As W. A. Mathieu so eloquently put it, we live at the bottom of an ocean of sound and the ambient acoustic world through which we drift and swim is a rich part of my waking life. I love found-sound work, from the industrial spookiness of David Lynch to the enlightened simplicity of John Cage. Since I got my DAW, I have fantasized about different found-sound work I might do, but believed I was limited by the fact that, at this stage, I have no decent quality recording equipment and no budget to purchase good quality samples.
Once again, the Internet comes to the rescue: while trying to find some choir samples that I could use as a base for a good synth-choir voice, I discovered a remarkable open-copyright repository of sound samples called The Freesound Project. They cover pretty much any sound type one might imagine, from bird and insect calls to industrial noise to biophysical sounds to, happily, choir. Once I began perusing the archive, I was quickly sucked into their universe of noise and found myself downloading samples with the thought to play around with building a found-sound work. The below piece is the result; all of the sounds come from The Freesound Project.

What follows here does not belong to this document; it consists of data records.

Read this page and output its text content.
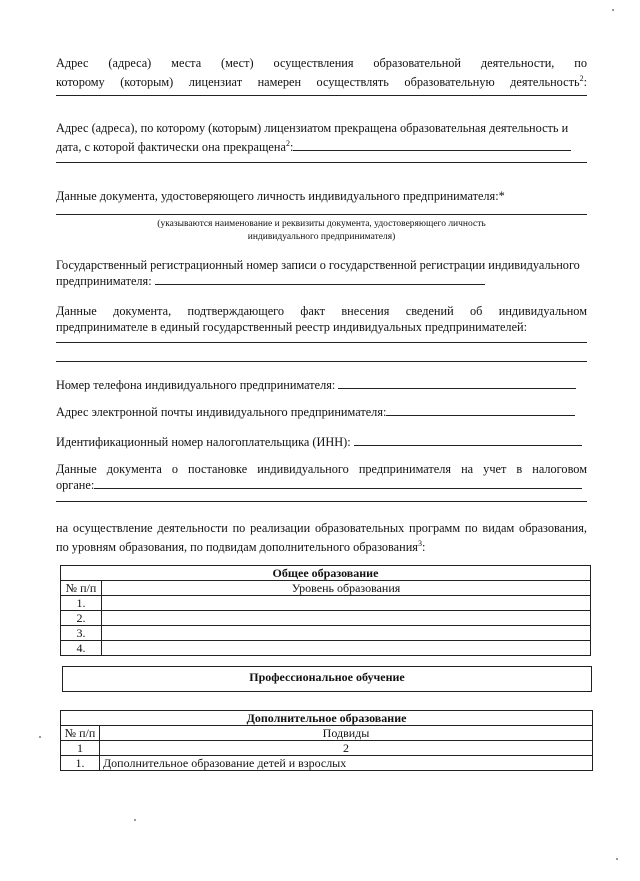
Адрес (адреса) места (мест) осуществления образовательной деятельности, по

которому (которым) лицензиат намерен осуществлять образовательную деятельность$^2$:

Адрес (адреса), по которому (которым) лицензиатом прекращена образовательная деятельность и

дата, с которой фактически она прекращена$^2$:

Данные документа, удостоверяющего личность индивидуального предпринимателя:*

(указываются наименование и реквизиты документа, удостоверяющего личность
индивидуального предпринимателя)

Государственный регистрационный номер записи о государственной регистрации индивидуального

предпринимателя:

Данные документа, подтверждающего факт внесения сведений об индивидуальном

предпринимателе в единый государственный реестр индивидуальных предпринимателей:

Номер телефона индивидуального предпринимателя:

Адрес электронной почты индивидуального предпринимателя:

Идентификационный номер налогоплательщика (ИНН):

Данные документа о постановке индивидуального предпринимателя на учет в налоговом

органе:

на осуществление деятельности по реализации образовательных программ по видам образования,

по уровням образования, по подвидам дополнительного образования$^3$:

Общее образование	
№ п/п	Уровень образования
1.	
2.	
3.	
4.	
Профессиональное обучение
Дополнительное образование	
№ п/п	Подвиды
1	2
1.	Дополнительное образование детей и взрослых
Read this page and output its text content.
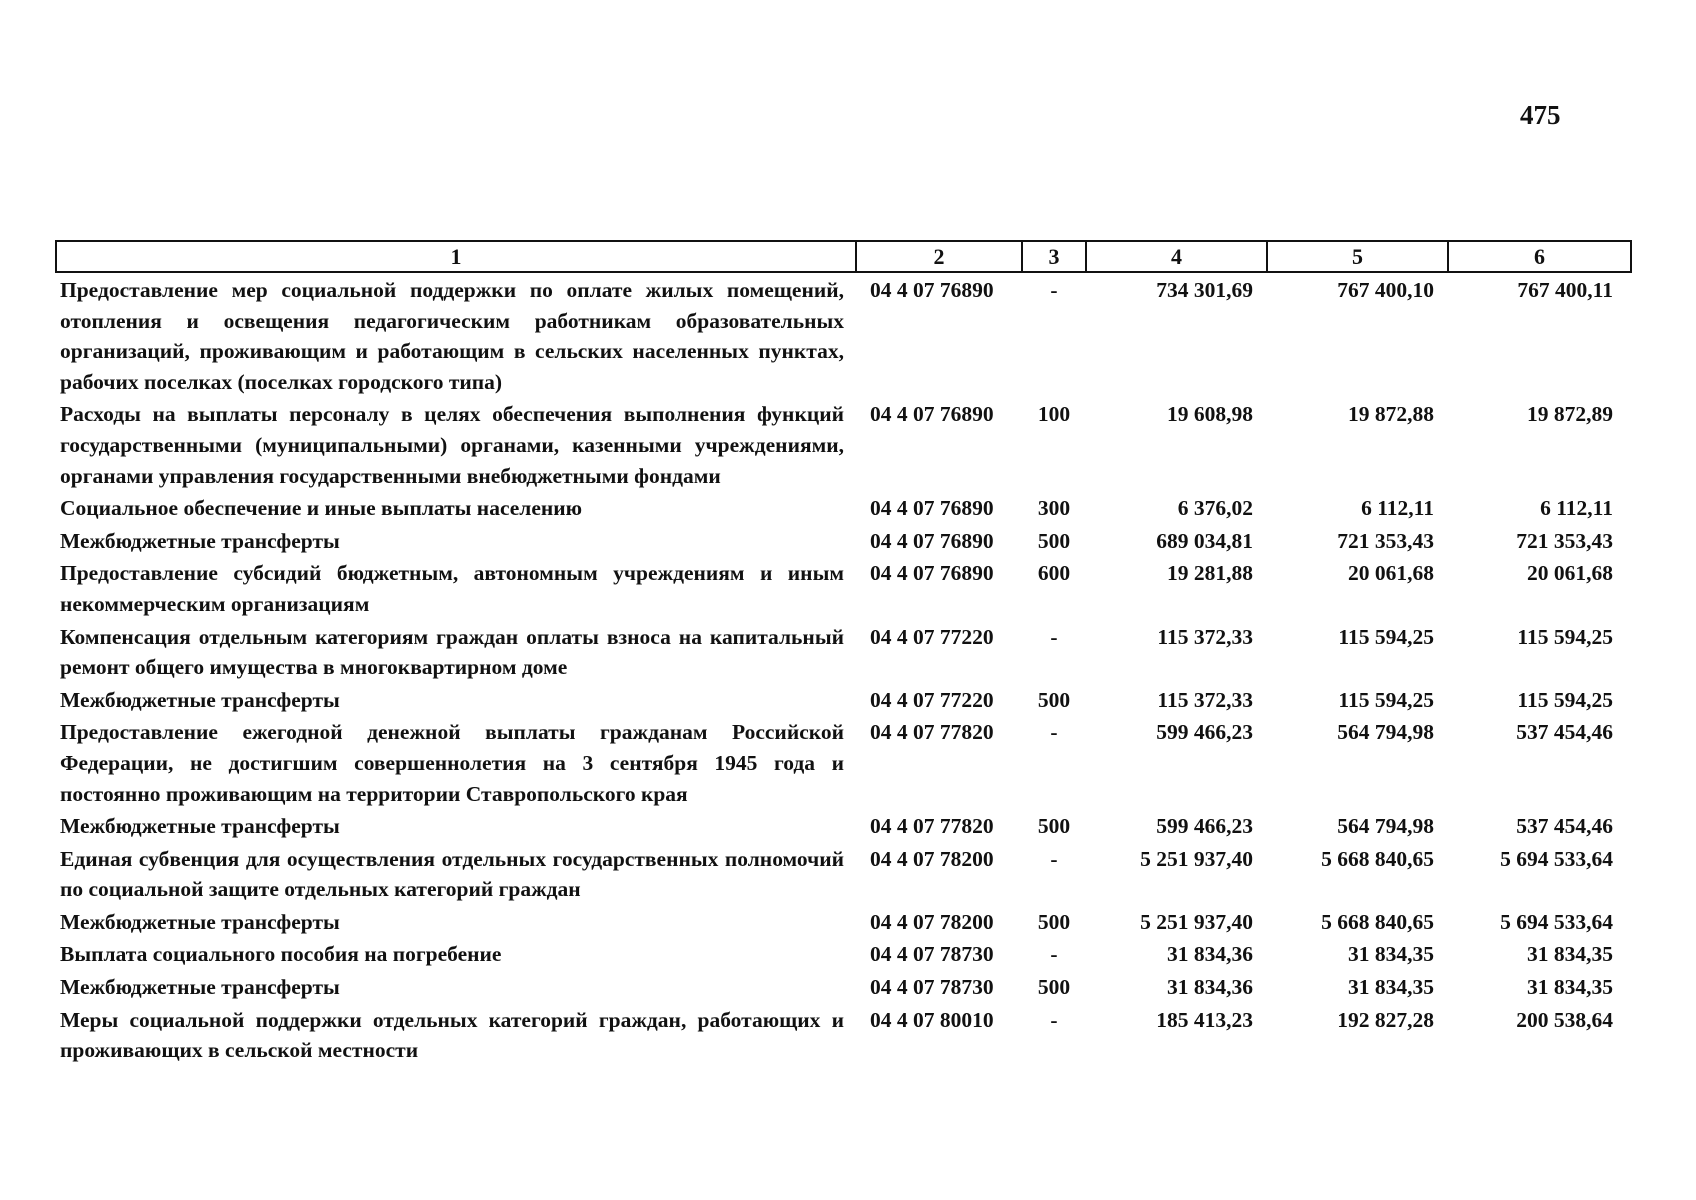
475
1	2	3	4	5	6
Предоставление мер социальной поддержки по оплате жилых помещений, отопления и освещения педагогическим работникам образовательных организаций, проживающим и работающим в сельских населенных пунктах, рабочих поселках (поселках городского типа)	04 4 07 76890	-	734 301,69	767 400,10	767 400,11
Расходы на выплаты персоналу в целях обеспечения выполнения функций государственными (муниципальными) органами, казенными учреждениями, органами управления государственными внебюджетными фондами	04 4 07 76890	100	19 608,98	19 872,88	19 872,89
Социальное обеспечение и иные выплаты населению	04 4 07 76890	300	6 376,02	6 112,11	6 112,11
Межбюджетные трансферты	04 4 07 76890	500	689 034,81	721 353,43	721 353,43
Предоставление субсидий бюджетным, автономным учреждениям и иным некоммерческим организациям	04 4 07 76890	600	19 281,88	20 061,68	20 061,68
Компенсация отдельным категориям граждан оплаты взноса на капитальный ремонт общего имущества в многоквартирном доме	04 4 07 77220	-	115 372,33	115 594,25	115 594,25
Межбюджетные трансферты	04 4 07 77220	500	115 372,33	115 594,25	115 594,25
Предоставление ежегодной денежной выплаты гражданам Российской Федерации, не достигшим совершеннолетия на 3 сентября 1945 года и постоянно проживающим на территории Ставропольского края	04 4 07 77820	-	599 466,23	564 794,98	537 454,46
Межбюджетные трансферты	04 4 07 77820	500	599 466,23	564 794,98	537 454,46
Единая субвенция для осуществления отдельных государственных полномочий по социальной защите отдельных категорий граждан	04 4 07 78200	-	5 251 937,40	5 668 840,65	5 694 533,64
Межбюджетные трансферты	04 4 07 78200	500	5 251 937,40	5 668 840,65	5 694 533,64
Выплата социального пособия на погребение	04 4 07 78730	-	31 834,36	31 834,35	31 834,35
Межбюджетные трансферты	04 4 07 78730	500	31 834,36	31 834,35	31 834,35
Меры социальной поддержки отдельных категорий граждан, работающих и проживающих в сельской местности	04 4 07 80010	-	185 413,23	192 827,28	200 538,64
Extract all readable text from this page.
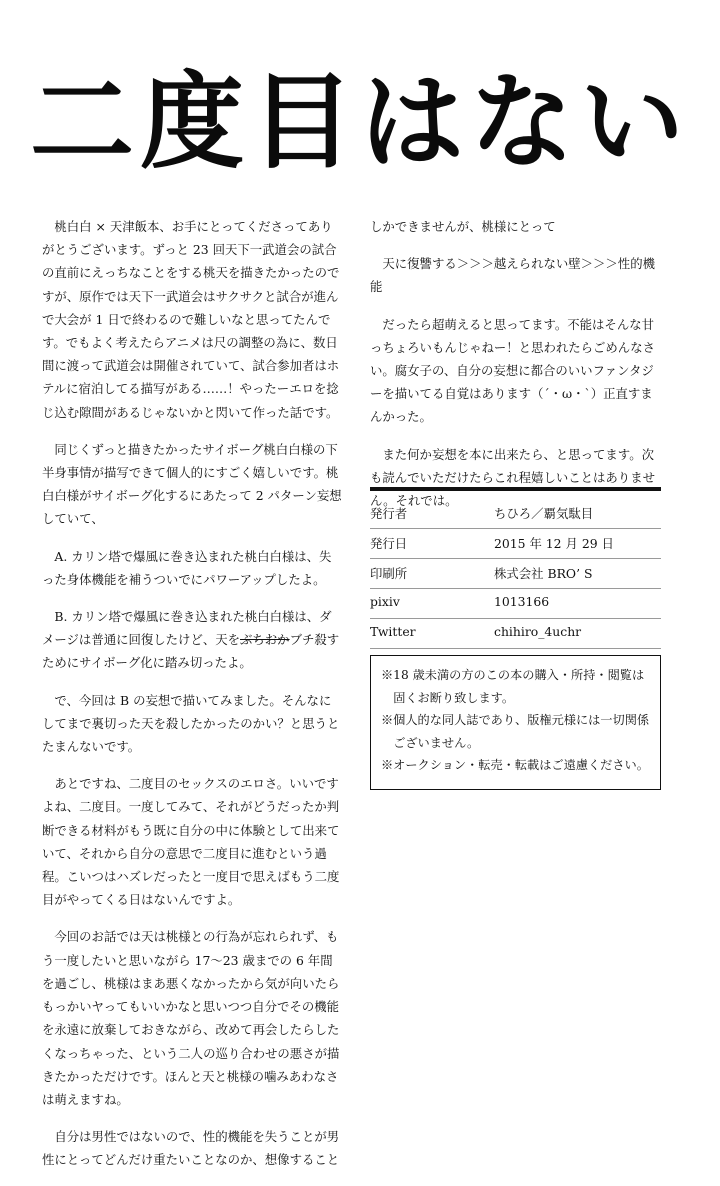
二度目はない

桃白白 × 天津飯本、お手にとってくださってありがとうございます。ずっと 23 回天下一武道会の試合の直前にえっちなことをする桃天を描きたかったのですが、原作では天下一武道会はサクサクと試合が進んで大会が 1 日で終わるので難しいなと思ってたんです。でもよく考えたらアニメは尺の調整の為に、数日間に渡って武道会は開催されていて、試合参加者はホテルに宿泊してる描写がある……！やったーエロを捻じ込む隙間があるじゃないかと閃いて作った話です。

同じくずっと描きたかったサイボーグ桃白白様の下半身事情が描写できて個人的にすごく嬉しいです。桃白白様がサイボーグ化するにあたって 2 パターン妄想していて、

A. カリン塔で爆風に巻き込まれた桃白白様は、失った身体機能を補うついでにパワーアップしたよ。

B. カリン塔で爆風に巻き込まれた桃白白様は、ダメージは普通に回復したけど、天をぶちおかブチ殺すためにサイボーグ化に踏み切ったよ。

で、今回は B の妄想で描いてみました。そんなにしてまで裏切った天を殺したかったのかい？と思うとたまんないです。

あとですね、二度目のセックスのエロさ。いいですよね、二度目。一度してみて、それがどうだったか判断できる材料がもう既に自分の中に体験として出来ていて、それから自分の意思で二度目に進むという過程。こいつはハズレだったと一度目で思えばもう二度目がやってくる日はないんですよ。

今回のお話では天は桃様との行為が忘れられず、もう一度したいと思いながら 17〜23 歳までの 6 年間を過ごし、桃様はまあ悪くなかったから気が向いたらもっかいヤってもいいかなと思いつつ自分でその機能を永遠に放棄しておきながら、改めて再会したらしたくなっちゃった、という二人の巡り合わせの悪さが描きたかっただけです。ほんと天と桃様の噛みあわなさは萌えますね。

自分は男性ではないので、性的機能を失うことが男性にとってどんだけ重たいことなのか、想像すること

しかできませんが、桃様にとって

天に復讐する＞＞＞越えられない壁＞＞＞性的機能

だったら超萌えると思ってます。不能はそんな甘っちょろいもんじゃねー！と思われたらごめんなさい。腐女子の、自分の妄想に都合のいいファンタジーを描いてる自覚はあります（´・ω・`）正直すまんかった。

また何か妄想を本に出来たら、と思ってます。次も読んでいただけたらこれ程嬉しいことはありません。それでは。

発行者	ちひろ／覇気駄目
発行日	2015 年 12 月 29 日
印刷所	株式会社 BRO’ S
pixiv	1013166
Twitter	chihiro_4uchr
※18 歳未満の方のこの本の購入・所持・閲覧は
固くお断り致します。
※個人的な同人誌であり、版権元様には一切関係
ございません。
※オークション・転売・転載はご遠慮ください。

Not having done anything like this before, this is, naturally, as much a study as a work of expression. Some sounds seemed to want to go together and, when played concurrently, created new sounds, evoking new thoughts and images; some are related and some are very much unrelated. It's exciting to be able to combine sounds that could not exist simultaneously in the real world and yet nonetheless feel acoustically meaningful when combined. Sequence was interesting, too, as I discovered what sounds seemed to make sense to follow others, sometimes inexplicably.
There is no story here, despite the concreteness of the samples. I tried to build something of an emotional arc, following a sense of tension, but this is at bottom nothing more than a mental wandering, or even skipping about, in soundspace.